Пятнадцать лет назад они пришли из вельда к этому месту. Та деревня за горизонтом, чуть левее точки, где солнце скоро коснется вельда.
Морис перевернулся на спину и стал смотреть в небо. Так же лежали и те пять или шесть скелетов — мордой к небу. Только Джон смотрел, умирая, в пустыню. Он всегда не хотел быть в стаде. Где тот коса из этой деревни, что тоже не хотел быть в стаде? Почему? Небо становилось розовым.
Тот коса и тогда спорил со всеми. Он говорил, что если бы у него были окошки», крюки и тальк, он влез бы на Палец. Где он сейчас и на какой Палец он влез? Тогда был спор и повторялось какое-то важное слово.
Морис смотрел в небо. Слова уходили, душа улетала с Пальца. Потом он перевернулся, оперся на ладони, оставившие на камне куски кожи и кровь, и встал.
Солнце шло к вельду. Тень от скалы протянулась к хребту.
Откуда они тогда подошли?
Морис подполз к обрыву.
Уступ. То забытое слово. Уступ — гладкий камень, отполированный песком рожок в гладкой стене.
До него было от края метров десять.
Морис осмотрел край площадки. Один из выступов на краю, величиной с футбольный мяч, имел что-то вроде желоба у основания.
Морис вдруг понял, что сделает это.
Он ни во что не верил, но сказал:
— Господи! Я хочу вернуться на землю!
Время летело. Он подобрал обломок камня и стал углублять желоб у подножия выступа. Оба камня крошились одинаково. Почти не видно было результатов. Он уронил «отвертку» в пропасть, и она бесшумно исчезла там. Он метался, ползал и сбил еще несколько бугорков у основания выступа.
Солнце висело в двух ладонях от горизонта.

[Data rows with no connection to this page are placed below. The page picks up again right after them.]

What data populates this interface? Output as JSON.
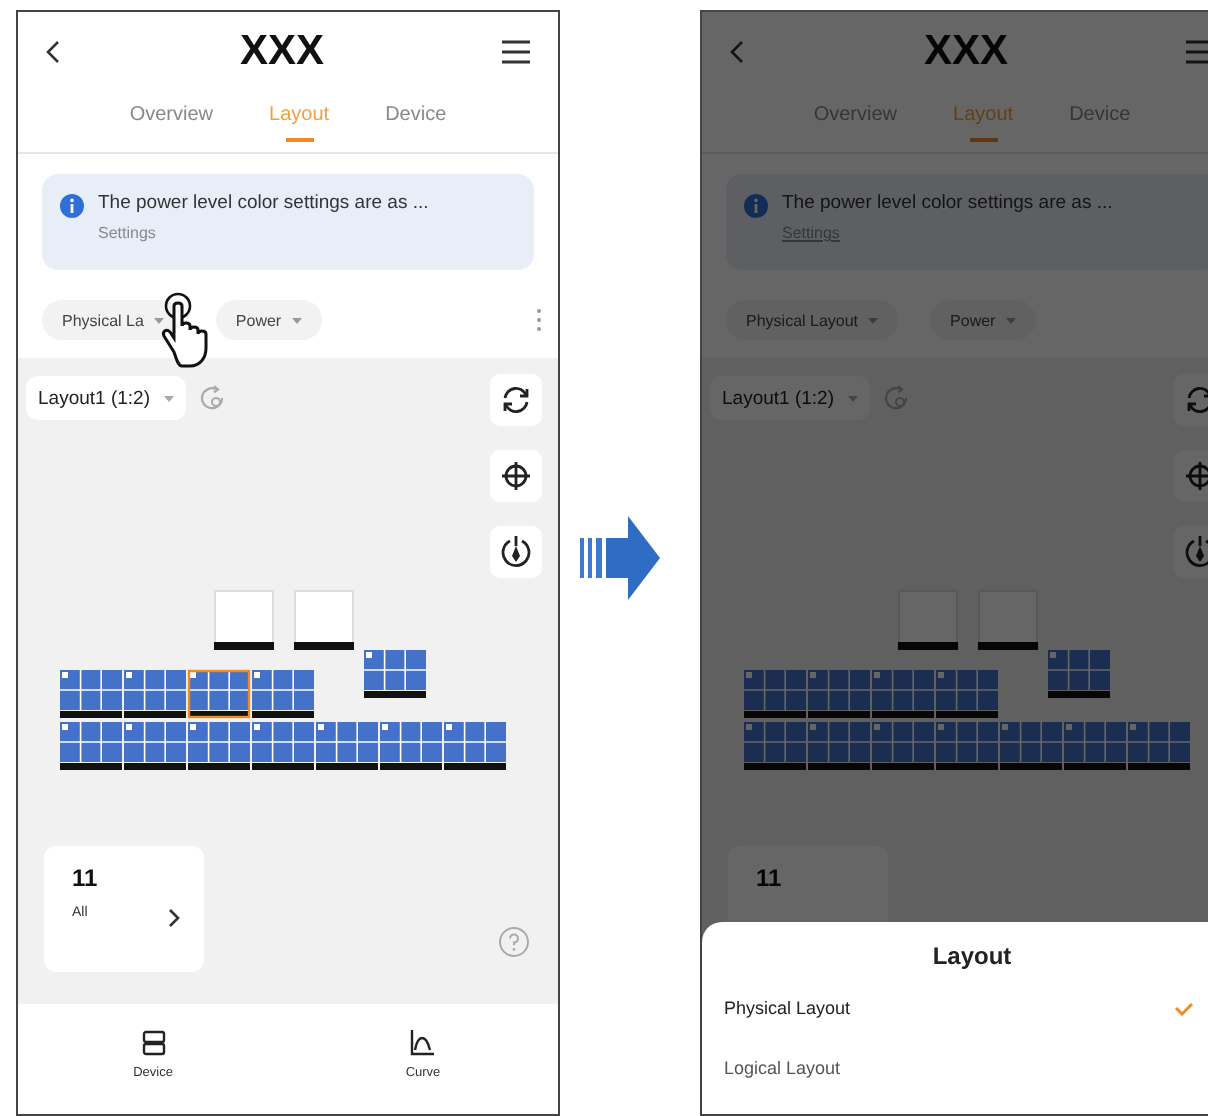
{
  "screens": [
    {
      "dimmed": false,
      "pointer": true,
      "title": "XXX",
      "tabs": [
        {
          "label": "Overview",
          "selected": false
        },
        {
          "label": "Layout",
          "selected": true
        },
        {
          "label": "Device",
          "selected": false
        }
      ],
      "banner": {
        "text": "The power level color settings are as ...",
        "link": "Settings"
      },
      "chips": [
        "Physical La",
        "Power"
      ],
      "layout_select": "Layout1 (1:2)",
      "panel_groups": [
        {
          "selected": false
        },
        {
          "selected": false
        },
        {
          "selected": true
        },
        {
          "selected": false
        },
        {
          "selected": false
        },
        {
          "selected": false
        },
        {
          "selected": false
        },
        {
          "selected": false
        },
        {
          "selected": false
        },
        {
          "selected": false
        },
        {
          "selected": false
        },
        {
          "selected": false
        }
      ],
      "summary": {
        "count": "11",
        "label": "All"
      },
      "bottom_nav": [
        {
          "kind": "device",
          "label": "Device"
        },
        {
          "kind": "curve",
          "label": "Curve"
        }
      ]
    },
    {
      "dimmed": true,
      "pointer": false,
      "title": "XXX",
      "tabs": [
        {
          "label": "Overview",
          "selected": false
        },
        {
          "label": "Layout",
          "selected": true
        },
        {
          "label": "Device",
          "selected": false
        }
      ],
      "banner": {
        "text": "The power level color settings are as ...",
        "link": "Settings"
      },
      "chips": [
        "Physical Layout",
        "Power"
      ],
      "layout_select": "Layout1 (1:2)",
      "panel_groups": [
        {
          "selected": false
        },
        {
          "selected": false
        },
        {
          "selected": false
        },
        {
          "selected": false
        },
        {
          "selected": false
        },
        {
          "selected": false
        },
        {
          "selected": false
        },
        {
          "selected": false
        },
        {
          "selected": false
        },
        {
          "selected": false
        },
        {
          "selected": false
        },
        {
          "selected": false
        }
      ],
      "summary": {
        "count": "11"
      },
      "sheet": {
        "title": "Layout",
        "options": [
          {
            "label": "Physical Layout",
            "selected": true
          },
          {
            "label": "Logical Layout",
            "selected": false
          }
        ]
      }
    }
  ]
}
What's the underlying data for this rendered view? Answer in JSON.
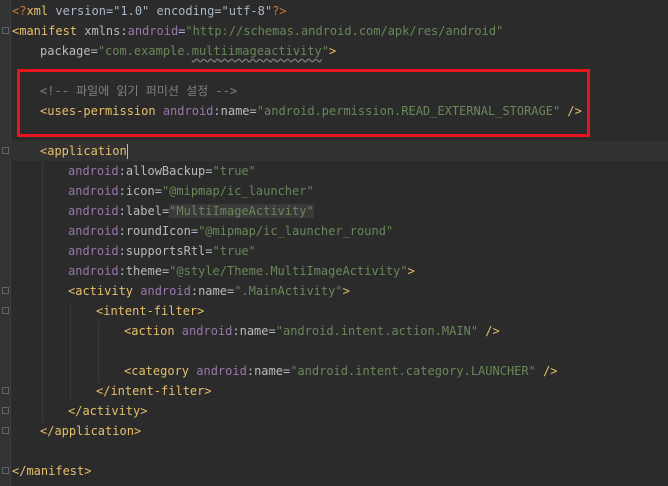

Морис лег на краю и по одной стал спускать вниз звенья своей костяной цепи. Он спустил четырнадцать звеньев, а затем стал спускать другие десять с другой стороны выступа. К ним была привязана веревка из тряпок и ремня. Середину своего «каната» он уложил в желоб. Концы «каната» свисали и немного не доходили до уступа.
Морис вытер ободранные ладони о бока, сел на край площадки, взялся за кости, как за веревки качелей, вскрикнул и скользнул вниз.
Он не чувствовал боли в ладонях, в них побежали гладкие кости, их утолщения, потрескивающие петли связок. Глядя перед собой в вельд, Морис соскользнул до уступа, сел на него верхом, до отказа вытянувшись, чтобы не выпустить из левой руки конец последней кости, а из правой — кончик «веревки». Он сидел на роге верхом, и у него между ног торчал гладкий остаток уступа — сантиметров двадцать камня.
Морис сдвинулся вправо, прилипая лопатками к скале, и дернул левой рукой кость. Цепь поддалась на одно звено, а Морис снова вернулся в прежнее положение. Он отдохнул несколько секунд и снова качнулся и дернул. Второе звено сползло с края площадки. Он стал укладывать звенья себе под живот, одно на другое, прижимая их локтями. Сверху, с недосягаемого уже края, свешивались еще три звена и «веревка», когда в желобе, там, на площадке, что-то зацепилось.
Он дергал и дергал, качаясь на уступе, слабел, но очередное звено не сползало и веревочный хвост не шевелился. Солнце коснулось вельда, и оттуда к подножию скалы примчалась серая тень.
Морис дергал и дергал.
Потом он закричал, вытянулся всем телом, перехватил цепь повыше и рванул всей своей тяжестью.
Цепь сорвалась. Крича, Морис кидал себе на грудь пролетавшие мимо звенья, и через секунду его и всю груду костей дернул вниз пролетевший мимо остаток цепи…
Он открыл глаза. Солнце наполовину ушло в вельд. Тень ползла по скале.
Прижимая звенья к груди, он стал кость за костью поднимать к себе на уступ свисающую часть «каната», чтобы добраться до «веревки». Последнюю кость он прижал подбородком, нащупал и подтянул свою «веревку» и зубами и левой рукой стал делать удавку-петлю с тройным морским.
Тень коснулась ног. Выступ был так мал, что он смог только придавить к нему удавку.
Он качнулся, и костяная лестница с клекотом посыпалась по стене. В ту долю секунды, пока она разворачивалась вдоль скалы, Морис успел надеть удавку на рог и вцепиться в нее.
Холодная тень обняла его. Он видел только самый край солнца.
Вершина скалы над его головой пылала.
Морис взялся за веревку, соскользнул с уступа и съехал по веревке до первой кости. Удавка затрещала. Рвались волокна, лопались нити петель. Гладкая, сырая кость пробежала в ладонях, протиснулась связка. Коленями и локтями он скреб по скале и сжимал канат, не допуская толчков — толчок оборвал бы гнилую цепь.